The University of Adelaide has piloted a chatbot to handle the tsunami of enquiries that come at the end of the academic year from prospective students regarding ATAR bonus points.
The Oracle, cloud-based bot – implemented by Rubicon Red – was trialled late last year and led to significant reduction in telephone calls to the university’s six-person admissions team.
A student’s ATAR (Australian Tertiary Admissions Rank) is a score between zero and 99.95 that tells you where you rank in your year group. It is based on their HSC results with different weighting given to various subjects, and the figure is a percentile position relative to all the other students in their year.
Universities set a minimum ATAR value for each course. Students may be eligible for adjustment (or bonus) ATAR points.
There could be adjustment points added to the ATAR scores of students that do well in HSC subjects relevant to their desired university course; if their school is in the vicinity of the university or a regional area; or if they have been affected by disrupted schooling, financial hardship, illness, disability, refugee status or socio-economic disadvantage.
“During such a stressful and anxious time, we don’t want applicants having to wait in long queues on the phone to speak to us. It’s important that they can get their adjusted ATAR score as quickly as possible and start discussing what their results mean for them with their families, their friends and university of choice,” said University of Adelaide’s associate director, prospect management, Catherine Cherry.
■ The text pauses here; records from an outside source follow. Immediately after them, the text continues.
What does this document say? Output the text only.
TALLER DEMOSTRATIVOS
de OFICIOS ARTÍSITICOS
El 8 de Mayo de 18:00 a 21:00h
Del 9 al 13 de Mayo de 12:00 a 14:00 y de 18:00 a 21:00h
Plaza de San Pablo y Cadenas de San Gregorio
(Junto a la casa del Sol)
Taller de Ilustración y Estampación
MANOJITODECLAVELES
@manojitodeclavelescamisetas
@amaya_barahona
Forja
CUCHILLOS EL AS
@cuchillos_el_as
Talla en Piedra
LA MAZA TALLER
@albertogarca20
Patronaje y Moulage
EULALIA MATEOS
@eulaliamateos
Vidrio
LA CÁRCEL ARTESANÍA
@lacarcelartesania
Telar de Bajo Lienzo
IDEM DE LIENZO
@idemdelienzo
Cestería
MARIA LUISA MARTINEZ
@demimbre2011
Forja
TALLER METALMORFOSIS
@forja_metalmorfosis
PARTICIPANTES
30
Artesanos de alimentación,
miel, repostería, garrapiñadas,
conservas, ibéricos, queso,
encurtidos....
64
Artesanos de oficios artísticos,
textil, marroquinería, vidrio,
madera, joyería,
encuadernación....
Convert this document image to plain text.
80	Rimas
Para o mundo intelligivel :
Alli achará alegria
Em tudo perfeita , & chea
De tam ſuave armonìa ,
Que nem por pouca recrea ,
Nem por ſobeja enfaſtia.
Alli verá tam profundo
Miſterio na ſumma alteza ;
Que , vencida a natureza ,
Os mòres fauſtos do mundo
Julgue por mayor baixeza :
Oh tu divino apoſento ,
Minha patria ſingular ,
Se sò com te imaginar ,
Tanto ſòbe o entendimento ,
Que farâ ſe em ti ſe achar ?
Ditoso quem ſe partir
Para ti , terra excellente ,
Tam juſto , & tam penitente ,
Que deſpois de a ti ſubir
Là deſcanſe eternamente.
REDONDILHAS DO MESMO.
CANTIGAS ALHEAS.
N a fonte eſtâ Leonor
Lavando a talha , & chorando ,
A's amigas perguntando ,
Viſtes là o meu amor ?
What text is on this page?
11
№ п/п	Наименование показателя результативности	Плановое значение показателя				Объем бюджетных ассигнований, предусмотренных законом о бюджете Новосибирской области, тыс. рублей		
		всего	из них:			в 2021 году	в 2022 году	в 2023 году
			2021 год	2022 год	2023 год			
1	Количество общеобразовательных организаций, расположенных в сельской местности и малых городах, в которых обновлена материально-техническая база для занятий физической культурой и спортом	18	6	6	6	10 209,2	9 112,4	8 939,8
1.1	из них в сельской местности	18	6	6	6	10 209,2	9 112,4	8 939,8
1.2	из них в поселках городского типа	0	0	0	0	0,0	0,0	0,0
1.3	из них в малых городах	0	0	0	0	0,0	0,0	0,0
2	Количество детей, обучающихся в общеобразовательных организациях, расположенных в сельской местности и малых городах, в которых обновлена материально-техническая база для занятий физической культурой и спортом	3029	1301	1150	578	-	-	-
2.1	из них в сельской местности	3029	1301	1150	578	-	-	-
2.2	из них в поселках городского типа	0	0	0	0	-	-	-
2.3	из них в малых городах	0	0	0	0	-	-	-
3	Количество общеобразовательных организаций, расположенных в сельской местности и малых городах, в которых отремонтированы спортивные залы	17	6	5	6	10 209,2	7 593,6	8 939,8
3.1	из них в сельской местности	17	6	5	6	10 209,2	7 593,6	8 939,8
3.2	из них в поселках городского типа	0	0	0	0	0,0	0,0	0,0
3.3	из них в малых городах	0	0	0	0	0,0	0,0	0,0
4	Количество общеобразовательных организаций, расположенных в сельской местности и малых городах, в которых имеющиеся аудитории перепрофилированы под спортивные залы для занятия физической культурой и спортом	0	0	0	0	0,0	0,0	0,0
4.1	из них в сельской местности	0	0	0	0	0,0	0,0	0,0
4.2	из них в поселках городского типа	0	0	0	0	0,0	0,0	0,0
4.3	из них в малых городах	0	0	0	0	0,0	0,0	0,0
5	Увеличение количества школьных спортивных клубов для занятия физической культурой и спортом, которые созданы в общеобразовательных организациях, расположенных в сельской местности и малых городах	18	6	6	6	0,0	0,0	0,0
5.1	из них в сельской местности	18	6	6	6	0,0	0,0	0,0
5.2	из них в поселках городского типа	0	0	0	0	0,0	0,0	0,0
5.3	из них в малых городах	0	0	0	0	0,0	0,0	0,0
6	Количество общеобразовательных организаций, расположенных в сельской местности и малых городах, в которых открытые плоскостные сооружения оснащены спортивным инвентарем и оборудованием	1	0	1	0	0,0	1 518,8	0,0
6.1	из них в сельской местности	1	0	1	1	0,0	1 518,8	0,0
The chatbot – which was built within four weeks – resides within Facebook Messenger, and was trained on questions used in previous years to help determine a student’s adjusted score. Given deep learning-based natural language understanding (NLU), the bot is able to provide ‘natural, conversational and personalised responses’ including congratulatory comments.
Oracle said that machine learning helped the bot to ‘pick things up and learn as it goes along’, making it more powerful as usage increases. It also remembers previous conversations and their context.
“Our Adjusted ATAR chatbot meant students didn’t have to wait – in the busiest hour we had approximately one user every five seconds. The response has been fantastic, with more than 60 per cent of users rating their interaction as ‘Awesome’,” Cherry added.
On its first day in action the bot handled an estimated 2,100 unique conversations with the chatbot, a number far greater than anticipated. This led to a 40 per cent reduction in calls to the University on results day – and a 47 per cent drop in calls during the first three hours after ATAR scores are published.
Telephone hold times fell from an average of 40 minutes down to about 90 seconds.
“Previously, the University’s incoming student call volumes with ATAR queries were so high, the customer call centre couldn’t field them all. Now they can and have time to turn their attention to other areas. After all, the University has a team of around six people nurturing around 70,000 students. It was a really satisfying experience to help it try something different and get such a great result,” said Franco Ucci, senior director, Oracle.
The university – which appointed former SA Water CIO Bev McQuade as its tech chief in February last year – is now eyeing other areas where chatbots could be applied including around pre-application engagement with international students.
Other universities are also reaping the benefits of chatbot technology. In February Open Universities Australia (OUA) partnered with LivePerson to roll out bots to handle processes such as username and password resets, and to provide after-hours assistance to current and prospective students, via SMS and Facebook Messenger.
“Messaging aligns us with how our students like to communicate in today’s digital world,” said Lyndon Summers, OUA’s operations manager, sales pipeline.
“They can get the assistance they need from our offices on their own schedule and terms. And they seem to prefer it over voice calls – we’ve seen a high customer satisfaction score with bot conversations of over 80 per cent on average since implementation and an ROI of over 220 per cent within six weeks of launch.”
Deakin University has its ‘Genie’ chatbot to provide personalised student advice, which will be rolled out in full in July. Late last year the University of Canberra unveiled two Microsoft Azure based chatbots to handle IT requests from students and staff. Meanwhile, the University of Sydney in March revealed it was piloting chatbots to remove the administrative burden on its finance department by handling queries regarding purchase orders, invoices and supplier-relations.